Cut the thread twice as long as you want your lei to be. Thread it through the eye of a large needle, bring both ends together and knot it. This makes the thread twice as strong.
Roll out a length of crepe paper on your work surface and leave it attached to the roll.
Insert the needle in the middle of the end of the crepe paper and make a running stitch along the length of the crepe paper strip. Each stitch should be about 1/4-inch long. After you have sewn two or three stitches, pull the thread all the way through.
Gather the crepe paper into a fan fold as you sew, pushing it gently but firmly toward the knotted end of your thread.

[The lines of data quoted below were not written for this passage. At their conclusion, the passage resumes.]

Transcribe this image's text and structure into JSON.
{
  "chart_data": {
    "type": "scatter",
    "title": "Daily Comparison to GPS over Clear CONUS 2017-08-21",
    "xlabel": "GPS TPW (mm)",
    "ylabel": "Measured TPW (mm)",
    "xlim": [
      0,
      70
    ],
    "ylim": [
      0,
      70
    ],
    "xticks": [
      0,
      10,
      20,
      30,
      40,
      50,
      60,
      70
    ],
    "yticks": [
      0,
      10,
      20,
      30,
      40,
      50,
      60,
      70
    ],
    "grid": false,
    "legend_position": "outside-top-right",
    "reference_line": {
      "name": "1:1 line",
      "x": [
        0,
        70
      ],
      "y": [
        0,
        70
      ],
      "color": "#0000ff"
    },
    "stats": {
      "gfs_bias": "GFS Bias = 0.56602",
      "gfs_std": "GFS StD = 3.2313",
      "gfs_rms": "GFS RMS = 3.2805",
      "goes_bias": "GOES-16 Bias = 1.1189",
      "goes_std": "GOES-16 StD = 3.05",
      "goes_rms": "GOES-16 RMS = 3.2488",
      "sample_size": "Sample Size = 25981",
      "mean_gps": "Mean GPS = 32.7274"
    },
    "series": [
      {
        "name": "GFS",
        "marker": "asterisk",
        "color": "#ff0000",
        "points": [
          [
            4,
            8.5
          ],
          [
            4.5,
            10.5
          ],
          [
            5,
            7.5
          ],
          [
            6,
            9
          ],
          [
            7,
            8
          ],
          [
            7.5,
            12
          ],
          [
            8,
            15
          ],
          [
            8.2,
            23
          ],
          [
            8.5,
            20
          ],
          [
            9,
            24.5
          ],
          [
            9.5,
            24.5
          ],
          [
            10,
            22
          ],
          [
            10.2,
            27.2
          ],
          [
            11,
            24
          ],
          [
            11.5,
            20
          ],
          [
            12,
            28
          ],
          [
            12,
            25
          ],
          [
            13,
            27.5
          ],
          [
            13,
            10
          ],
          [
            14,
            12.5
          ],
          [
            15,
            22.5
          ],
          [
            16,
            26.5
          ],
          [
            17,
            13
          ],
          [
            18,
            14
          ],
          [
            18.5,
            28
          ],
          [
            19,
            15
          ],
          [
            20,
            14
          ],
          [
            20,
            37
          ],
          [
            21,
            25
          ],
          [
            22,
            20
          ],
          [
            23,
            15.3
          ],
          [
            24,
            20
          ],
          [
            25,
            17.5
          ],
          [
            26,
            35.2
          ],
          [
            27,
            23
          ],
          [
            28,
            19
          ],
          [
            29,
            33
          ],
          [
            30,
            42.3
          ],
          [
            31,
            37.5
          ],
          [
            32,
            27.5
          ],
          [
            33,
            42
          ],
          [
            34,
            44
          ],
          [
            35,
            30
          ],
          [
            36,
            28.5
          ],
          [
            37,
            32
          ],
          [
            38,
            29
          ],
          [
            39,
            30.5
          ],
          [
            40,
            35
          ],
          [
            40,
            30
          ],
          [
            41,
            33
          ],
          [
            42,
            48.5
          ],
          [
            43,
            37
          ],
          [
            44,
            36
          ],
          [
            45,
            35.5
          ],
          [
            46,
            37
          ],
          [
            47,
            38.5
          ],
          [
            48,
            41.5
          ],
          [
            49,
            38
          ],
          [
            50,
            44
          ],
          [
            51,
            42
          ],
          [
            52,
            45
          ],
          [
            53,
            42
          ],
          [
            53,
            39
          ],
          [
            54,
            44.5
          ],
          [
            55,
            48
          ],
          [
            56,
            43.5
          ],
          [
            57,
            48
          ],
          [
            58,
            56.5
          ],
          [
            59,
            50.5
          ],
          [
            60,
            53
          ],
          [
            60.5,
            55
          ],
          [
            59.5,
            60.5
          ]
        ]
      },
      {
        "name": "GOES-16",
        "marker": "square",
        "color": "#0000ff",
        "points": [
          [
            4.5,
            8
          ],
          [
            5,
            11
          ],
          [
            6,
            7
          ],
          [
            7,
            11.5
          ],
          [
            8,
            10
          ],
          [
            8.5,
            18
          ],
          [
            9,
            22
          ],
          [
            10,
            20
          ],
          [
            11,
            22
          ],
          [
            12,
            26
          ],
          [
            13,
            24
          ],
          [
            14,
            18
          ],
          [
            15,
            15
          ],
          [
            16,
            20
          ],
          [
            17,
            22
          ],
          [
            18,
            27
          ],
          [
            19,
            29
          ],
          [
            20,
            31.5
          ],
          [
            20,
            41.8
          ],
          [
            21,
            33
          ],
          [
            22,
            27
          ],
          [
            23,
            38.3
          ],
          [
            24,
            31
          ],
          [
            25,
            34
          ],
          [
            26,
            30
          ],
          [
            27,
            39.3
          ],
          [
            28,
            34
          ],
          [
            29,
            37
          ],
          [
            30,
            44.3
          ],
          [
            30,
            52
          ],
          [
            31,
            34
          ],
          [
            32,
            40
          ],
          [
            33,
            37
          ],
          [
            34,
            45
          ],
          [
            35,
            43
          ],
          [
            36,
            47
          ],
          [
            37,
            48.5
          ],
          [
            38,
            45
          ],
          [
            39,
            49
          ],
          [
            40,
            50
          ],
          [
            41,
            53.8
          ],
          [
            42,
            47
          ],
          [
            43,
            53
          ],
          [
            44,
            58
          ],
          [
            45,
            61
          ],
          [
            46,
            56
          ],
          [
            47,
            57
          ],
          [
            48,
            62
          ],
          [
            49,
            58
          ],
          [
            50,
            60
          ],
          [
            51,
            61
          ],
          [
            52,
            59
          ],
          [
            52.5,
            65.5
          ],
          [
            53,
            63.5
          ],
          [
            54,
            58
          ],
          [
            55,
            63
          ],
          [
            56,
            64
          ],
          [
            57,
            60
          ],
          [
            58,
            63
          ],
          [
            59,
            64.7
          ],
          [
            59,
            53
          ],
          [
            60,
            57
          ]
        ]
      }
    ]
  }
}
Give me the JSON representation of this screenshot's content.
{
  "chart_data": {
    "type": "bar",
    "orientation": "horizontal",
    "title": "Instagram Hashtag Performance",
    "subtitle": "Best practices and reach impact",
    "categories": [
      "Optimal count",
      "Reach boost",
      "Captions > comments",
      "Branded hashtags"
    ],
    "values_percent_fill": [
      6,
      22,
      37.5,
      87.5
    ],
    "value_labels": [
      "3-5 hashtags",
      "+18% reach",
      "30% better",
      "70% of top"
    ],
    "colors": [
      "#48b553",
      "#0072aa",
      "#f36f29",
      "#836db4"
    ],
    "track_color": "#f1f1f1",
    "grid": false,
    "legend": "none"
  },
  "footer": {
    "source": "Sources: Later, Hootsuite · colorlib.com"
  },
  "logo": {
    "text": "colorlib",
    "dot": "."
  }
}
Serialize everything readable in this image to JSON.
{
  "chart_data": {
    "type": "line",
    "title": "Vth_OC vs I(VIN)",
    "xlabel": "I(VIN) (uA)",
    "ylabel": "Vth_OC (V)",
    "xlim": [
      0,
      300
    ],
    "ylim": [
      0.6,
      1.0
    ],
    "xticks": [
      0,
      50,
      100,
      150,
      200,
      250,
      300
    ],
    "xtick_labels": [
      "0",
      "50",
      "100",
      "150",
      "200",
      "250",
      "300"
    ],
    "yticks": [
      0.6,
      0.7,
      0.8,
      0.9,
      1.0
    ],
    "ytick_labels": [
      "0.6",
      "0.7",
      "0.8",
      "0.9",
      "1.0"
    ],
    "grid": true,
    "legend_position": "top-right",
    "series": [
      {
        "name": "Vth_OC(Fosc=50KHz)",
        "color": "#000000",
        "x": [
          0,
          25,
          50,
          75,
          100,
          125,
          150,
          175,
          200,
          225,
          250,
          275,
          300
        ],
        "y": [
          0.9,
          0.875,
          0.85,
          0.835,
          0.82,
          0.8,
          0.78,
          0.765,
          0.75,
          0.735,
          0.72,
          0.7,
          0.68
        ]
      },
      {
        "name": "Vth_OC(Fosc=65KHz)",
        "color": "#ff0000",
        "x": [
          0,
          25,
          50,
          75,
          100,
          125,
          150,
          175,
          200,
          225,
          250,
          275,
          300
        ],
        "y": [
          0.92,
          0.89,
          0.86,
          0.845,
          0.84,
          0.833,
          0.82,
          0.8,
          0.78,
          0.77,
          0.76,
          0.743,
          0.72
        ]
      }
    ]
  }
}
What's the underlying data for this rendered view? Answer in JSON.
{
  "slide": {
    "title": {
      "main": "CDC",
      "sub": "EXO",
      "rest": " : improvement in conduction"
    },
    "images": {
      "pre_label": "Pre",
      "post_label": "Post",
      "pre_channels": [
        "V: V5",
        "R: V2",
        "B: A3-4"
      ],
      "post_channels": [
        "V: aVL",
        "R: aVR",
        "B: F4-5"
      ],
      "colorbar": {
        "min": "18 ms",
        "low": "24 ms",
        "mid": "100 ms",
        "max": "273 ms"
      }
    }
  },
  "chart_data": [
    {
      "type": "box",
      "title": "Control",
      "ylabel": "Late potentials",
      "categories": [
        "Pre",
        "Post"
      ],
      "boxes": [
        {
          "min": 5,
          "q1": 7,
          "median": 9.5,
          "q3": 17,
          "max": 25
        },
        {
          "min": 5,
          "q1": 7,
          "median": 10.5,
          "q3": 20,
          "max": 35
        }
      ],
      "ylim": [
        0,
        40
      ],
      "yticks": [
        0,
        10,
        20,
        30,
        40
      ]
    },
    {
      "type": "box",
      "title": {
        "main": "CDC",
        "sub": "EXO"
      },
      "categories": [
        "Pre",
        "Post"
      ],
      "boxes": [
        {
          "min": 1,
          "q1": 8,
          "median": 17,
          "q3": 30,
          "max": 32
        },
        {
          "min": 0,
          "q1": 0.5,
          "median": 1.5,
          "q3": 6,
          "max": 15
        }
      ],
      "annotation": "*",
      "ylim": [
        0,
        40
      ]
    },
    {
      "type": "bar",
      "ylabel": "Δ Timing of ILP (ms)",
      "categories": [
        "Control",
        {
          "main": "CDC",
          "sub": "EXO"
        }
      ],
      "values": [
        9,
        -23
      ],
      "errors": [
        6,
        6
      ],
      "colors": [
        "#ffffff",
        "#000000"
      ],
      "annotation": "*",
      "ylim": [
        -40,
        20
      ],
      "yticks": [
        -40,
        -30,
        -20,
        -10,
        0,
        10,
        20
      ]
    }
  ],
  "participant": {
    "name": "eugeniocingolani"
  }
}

Twist the bunched fan fold in a clockwise direction when you have an inch or so gathered, keeping a firm grasp on it so that it does not untwist.
Continue sewing through the center of the crepe paper strip, gathering the crepe paper into a fan fold, and twisting the bunches every inch or two until you have the length of lei you desire. If you run out of one crepe paper roll, simply begin sewing another roll onto your thread.
Sew the end of the lei to the other end and make a knot to hold it in a circle. Trim off any excess thread.
Use different colors of crepe paper to vary the design of your leis.
You can use sheets of crepe paper instead of rolls. Cut the sheets into two-inch strips to make the leis.
Make a multi-colored lei out of two different colors of crepe paper layered together. Place one color strip over the other and sew the thread through them as though there were only one layer.
Try using strips of crepe paper of differing widths together in one lei for an unusual effect.
You can also cut scallops or fringe in the outer edges of the crepe paper strips and even twist the cuts before sewing and twisting.
Crepe paper leis are very delicate and can be easily crushed. Keep them in a safe place.